The Fed raised its main funds rate by 0.75 percentage points for the second month in a row in July, taking it to a range of 2.25 per cent to 2.5 per cent. Futures markets also now put a 40 per cent chance of another 0.75 percentage point increase at the central bank’s next monetary policy meeting in September.

The two-year Treasury yield, which tracks interest rate expectations and stood at near 2.82 per cent on Monday, traded at 3.07 per cent on Wednesday morning.

The yield on the benchmark 10-year US Treasury note edged 0.02 percentage points lower to 2.72 per cent, still substantially higher than the level of about 2.5 per cent it traded at on Tuesday morning.

The annual pace of US consumer price inflation rose to 9.1 per cent in June and sped up to 8.9 per cent in the eurozone in July.

S&P Global’s eurozone composite purchasing managers’ index for the eurozone produced a reading of 49.9 for July, falling below the level of 50 that separates expansion from contraction for the first time since February 2021.

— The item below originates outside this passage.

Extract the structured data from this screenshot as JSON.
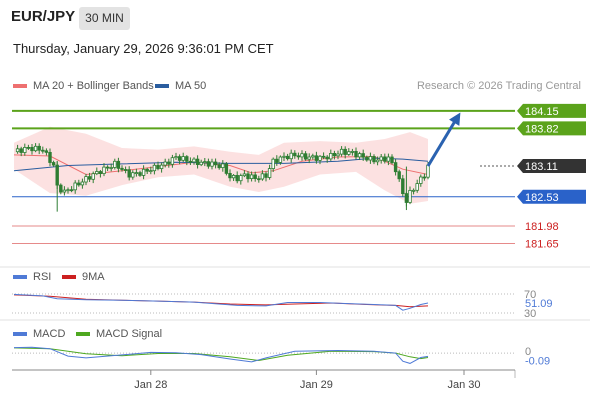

Business confidence in the eurozone also dropped to its weakest level since the initial outbreak of Covid-19 in the first half of 2020, the survey compilers said on Wednesday, citing “high price pressures” and energy security concerns from Russia reducing gas supplies to the continent.

In Asia on Wednesday, equity markets rose after US House of Representatives Speaker Nancy Pelosi visited Taiwan and declared “ironclad” support for the island nation that China considers a breakaway province.

Hong Kong’s Hang Seng index rose 0.5 per cent, recovering from a sell-off in the previous session. Tokyo’s Nikkei 225 gained 0.5 per cent.